Technologies: Apache Spark, Python, Hadoop, Docker, Kubernetes, AWS EMR, S3, Redshift
Developed a real-time data processing system to handle high-frequency insurance claim data. Implemented using Apache Kafka and PySpark, the system ingested and processed data streams, providing near real-time insights and anomaly detection. The deployment was handled through Docker containers orchestrated by Kubernetes, ensuring high availability and scalability. This project reduced latency in data processing by 60%, enhancing decision-making capabilities for claims managers.

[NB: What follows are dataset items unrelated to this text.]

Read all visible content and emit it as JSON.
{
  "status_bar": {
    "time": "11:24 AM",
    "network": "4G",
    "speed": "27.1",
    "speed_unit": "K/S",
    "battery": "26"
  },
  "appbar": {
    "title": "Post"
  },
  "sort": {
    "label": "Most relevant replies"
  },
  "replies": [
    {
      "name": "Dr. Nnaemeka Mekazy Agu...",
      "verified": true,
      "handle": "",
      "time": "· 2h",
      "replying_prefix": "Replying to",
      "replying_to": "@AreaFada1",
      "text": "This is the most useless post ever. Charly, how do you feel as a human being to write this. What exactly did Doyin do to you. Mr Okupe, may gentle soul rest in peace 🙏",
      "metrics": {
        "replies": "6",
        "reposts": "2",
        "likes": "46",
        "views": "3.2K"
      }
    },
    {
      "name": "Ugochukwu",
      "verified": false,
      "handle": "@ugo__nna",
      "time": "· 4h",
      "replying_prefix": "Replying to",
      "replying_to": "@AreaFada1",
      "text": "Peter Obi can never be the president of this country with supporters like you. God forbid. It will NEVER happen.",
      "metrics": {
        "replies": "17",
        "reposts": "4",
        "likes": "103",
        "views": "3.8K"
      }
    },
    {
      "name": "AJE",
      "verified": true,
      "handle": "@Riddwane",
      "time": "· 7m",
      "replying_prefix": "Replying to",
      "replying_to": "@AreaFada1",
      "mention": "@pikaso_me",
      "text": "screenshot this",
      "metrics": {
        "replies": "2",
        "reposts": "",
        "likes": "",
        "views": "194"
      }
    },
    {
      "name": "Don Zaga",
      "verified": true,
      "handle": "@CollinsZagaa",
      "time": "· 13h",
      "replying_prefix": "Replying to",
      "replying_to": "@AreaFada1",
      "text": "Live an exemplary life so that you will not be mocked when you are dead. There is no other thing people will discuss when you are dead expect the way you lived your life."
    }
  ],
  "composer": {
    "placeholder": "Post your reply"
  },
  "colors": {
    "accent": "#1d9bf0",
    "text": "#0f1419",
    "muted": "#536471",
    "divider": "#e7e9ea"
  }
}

Technologies: Apache Kafka, PySpark, Docker, Kubernetes, AWS Lambda, S3, PostgreSQL
Built an automated data pipeline for processing and analyzing large volumes of financial transaction data. The pipeline was designed to handle both batch and real-time data, with automated anomaly detection and alerting mechanisms. The pipeline was containerized using Docker and deployed on a Kubernetes cluster, facilitating easy scaling and management. This deployment improved data processing efficiency by 50%.
Technologies: Python, Docker, Kubernetes, AWS Lambda, Redshift, S3, PostgreSQL
Research: Optimizing big data pipelines in healthcare using machine learning, focusing on bioinformatics applications.